We respectfully submit to the Staff our consideration for not considering revenue segments of products and services streams separately for our banking products and business process management services:

FinacleTM -Our product FinacleTM is designed for banking and allied industries. The revenues from our product Finacle primarily consist of license revenues, implementation revenues and Annual Technical Services (ATS) as discussed under the Critical Accounting Policies in Management Discussion and Analysis of Financial Condition and Results of Operations section of our 2011 Annual Report. Finacle-related revenues represented 4.9%, 4.2% and 3.9% of our total revenues for fiscal 2011, 2010 and 2009 respectively. The license or the product component (apportioned based on contractual values) as a percentage of total revenue is only 0.44%, 0.70%


and 0.69% for fiscal years 2011, 2010 and 2009 respectively. A substantial portion of the combined license, implementation and ATS revenue from products is derived from customization and implementation services. As such, we respectfully submit to the Staff that we have not disclosed the information on the banking products separately as the product revenues that they generate are insignificant.

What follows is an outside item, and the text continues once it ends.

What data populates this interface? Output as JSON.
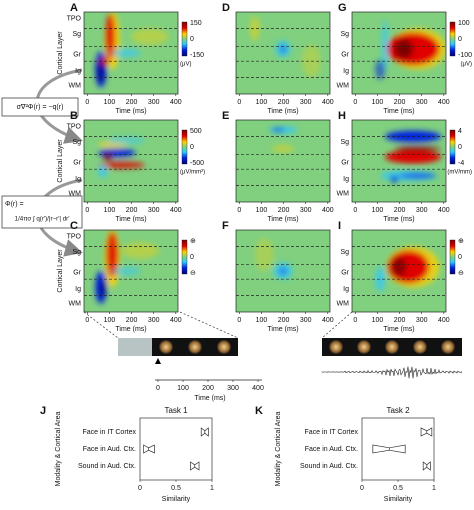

Business Process Outsourcing Services – The Company receives large, integrated contracts from clients which include software development, maintenance and business process outsourcing services. The Company provides business process outsourcing services through one of its subsidiaries. As it is serviced from a separate entity, we explicitly disclose this information in our Management Discussion and Analysis of Financial Condition and Results of Operations section of the 2011 Annual Report under “Overview” Discussion. However the intrinsic nature of these contracts are services, and hence the Company does not believe a separate disclosure is required for the business process outsourcing services.


Acknowledgment

In connection with the foregoing responses to the Comment Letter, the Company acknowledges that:

 

   

the Company is responsible for the adequacy and accuracy of the disclosure in the Company’s Annual Report on Form 20-F for the fiscal year ended March 31, 2011;

 

   

staff comments or changes to disclosure in response to Staff comments do not foreclose the Commission from taking any action with respect to the Company’s Annual Report on Form 20-F for the fiscal year ended March 31, 2011; and

 

   

the Company may not assert Staff comments as a defense in any proceeding initiated by the Commission or any person under the federal securities laws of the United States.

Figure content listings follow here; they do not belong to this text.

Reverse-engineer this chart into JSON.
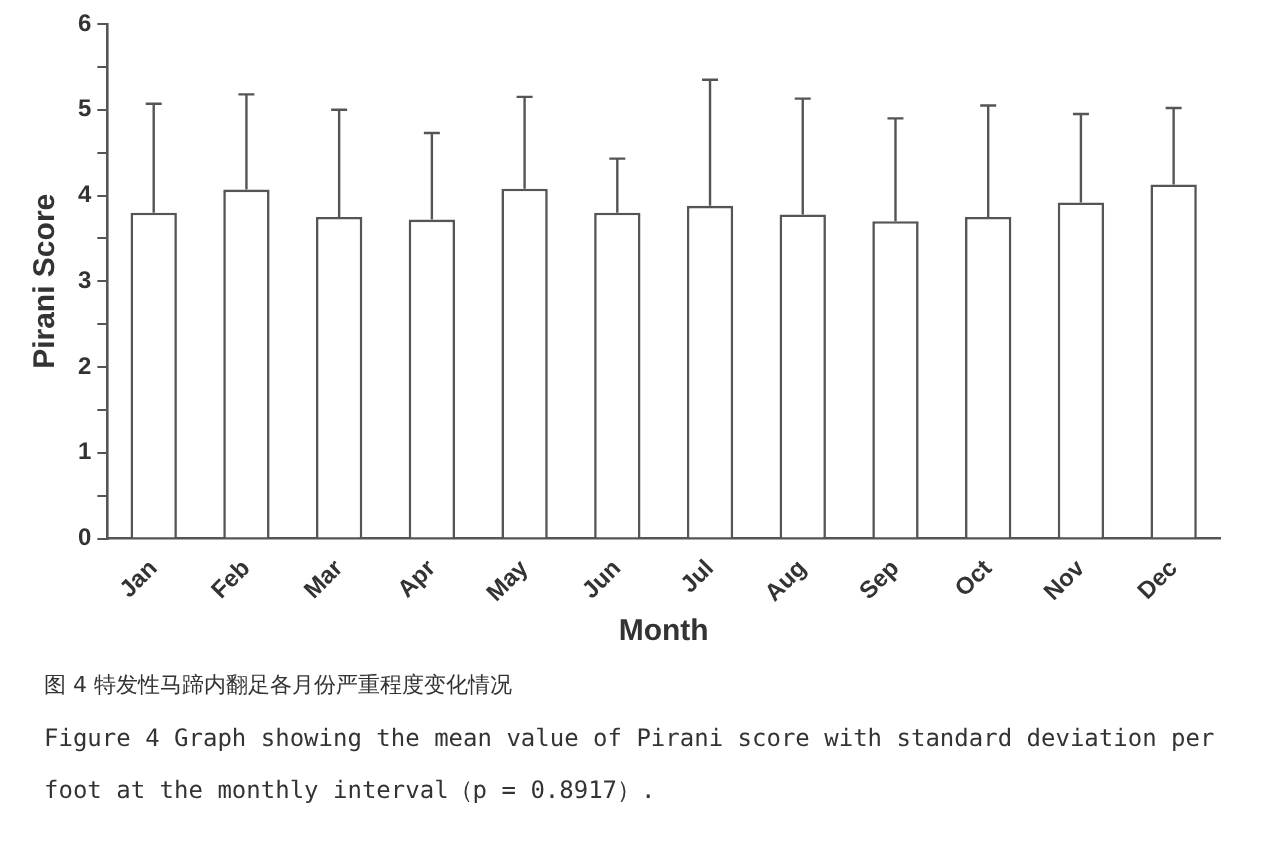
{
  "chart_data": {
    "type": "bar",
    "xlabel": "Month",
    "ylabel": "Pirani Score",
    "categories": [
      "Jan",
      "Feb",
      "Mar",
      "Apr",
      "May",
      "Jun",
      "Jul",
      "Aug",
      "Sep",
      "Oct",
      "Nov",
      "Dec"
    ],
    "values": [
      3.8,
      4.07,
      3.75,
      3.72,
      4.08,
      3.8,
      3.88,
      3.78,
      3.7,
      3.75,
      3.92,
      4.13
    ],
    "errors": [
      [
        3.8,
        5.07
      ],
      [
        4.07,
        5.18
      ],
      [
        3.75,
        5.0
      ],
      [
        3.72,
        4.73
      ],
      [
        4.08,
        5.15
      ],
      [
        3.8,
        4.43
      ],
      [
        3.88,
        5.35
      ],
      [
        3.78,
        5.13
      ],
      [
        3.7,
        4.9
      ],
      [
        3.75,
        5.05
      ],
      [
        3.92,
        4.95
      ],
      [
        4.13,
        5.02
      ]
    ],
    "color": "#ffffff",
    "ylim": [
      0,
      6
    ],
    "yticks": [
      0,
      {
        "value": 0.5,
        "label": null
      },
      1,
      {
        "value": 1.5,
        "label": null
      },
      2,
      {
        "value": 2.5,
        "label": null
      },
      3,
      {
        "value": 3.5,
        "label": null
      },
      4,
      {
        "value": 4.5,
        "label": null
      },
      5,
      {
        "value": 5.5,
        "label": null
      },
      6
    ],
    "grid": false,
    "legend": false,
    "annotations": [
      "图 4 特发性马蹄内翻足各月份严重程度变化情况",
      "Figure 4 Graph showing the mean value of Pirani score with standard deviation per foot at the monthly interval（p = 0.8917）."
    ]
  }
}
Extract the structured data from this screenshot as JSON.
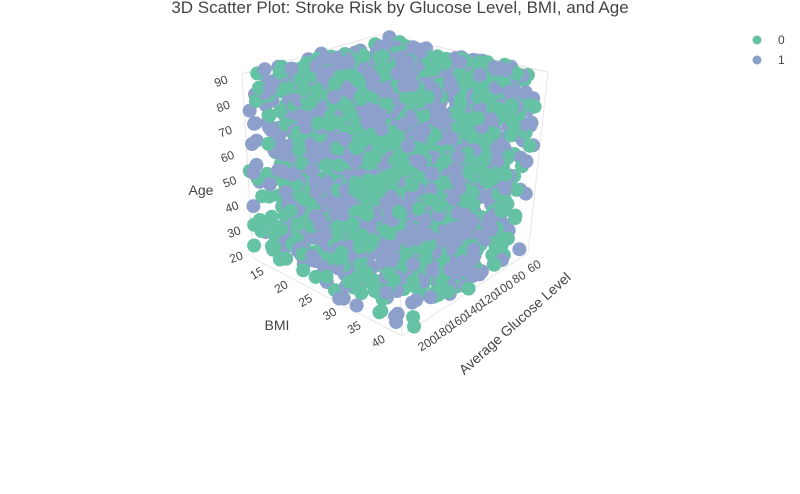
{
  "chart_data": {
    "type": "scatter",
    "subtype": "3d-scatter",
    "title": "3D Scatter Plot: Stroke Risk by Glucose Level, BMI, and Age",
    "x_axis": {
      "label": "Average Glucose Level",
      "ticks": [
        "60",
        "80",
        "100",
        "120",
        "140",
        "160",
        "180",
        "200"
      ],
      "range": [
        55,
        210
      ]
    },
    "y_axis": {
      "label": "BMI",
      "ticks": [
        "15",
        "20",
        "25",
        "30",
        "35",
        "40"
      ],
      "range": [
        14,
        42
      ]
    },
    "z_axis": {
      "label": "Age",
      "ticks": [
        "20",
        "30",
        "40",
        "50",
        "60",
        "70",
        "80",
        "90"
      ],
      "range": [
        18,
        92
      ]
    },
    "legend": {
      "position": "top-right"
    },
    "series": [
      {
        "name": "0",
        "color": "#66c2a5"
      },
      {
        "name": "1",
        "color": "#8da0cb"
      }
    ],
    "points_per_series": 1400,
    "marker": "circle",
    "note_density": "dense cloud filling the full cube"
  }
}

If you have any questions or concerns with respect to the foregoing, please contact V. Balakrishnan at +91-80-2852-0440, or by facsimile at +91-80-2852-0754, or Samuel Mani Kallupurakal at +91-80-4116-7419 or by facsimile at +91-80-4110-2554.

 

Sincerely,

/s/    S. Gopalakrishnan

S. Gopalakrishnan

Co-Chairman (Former Chief Executive Officer )

Infosys Limited (Formerly Infosys Technologies Limited)

 

cc:  

V. Balakrishnan, Chief Financial Officer, Infosys Limited

Samuel Mani Kallupurakal, Head of Legal, Infosys Limited

Jeffrey D. Saper, Esq., Wilson Sonsini Goodrich & Rosati, P.C.

Rezwan D. Pavri, Wilson Sonsini Goodrich & Rosati, P.C.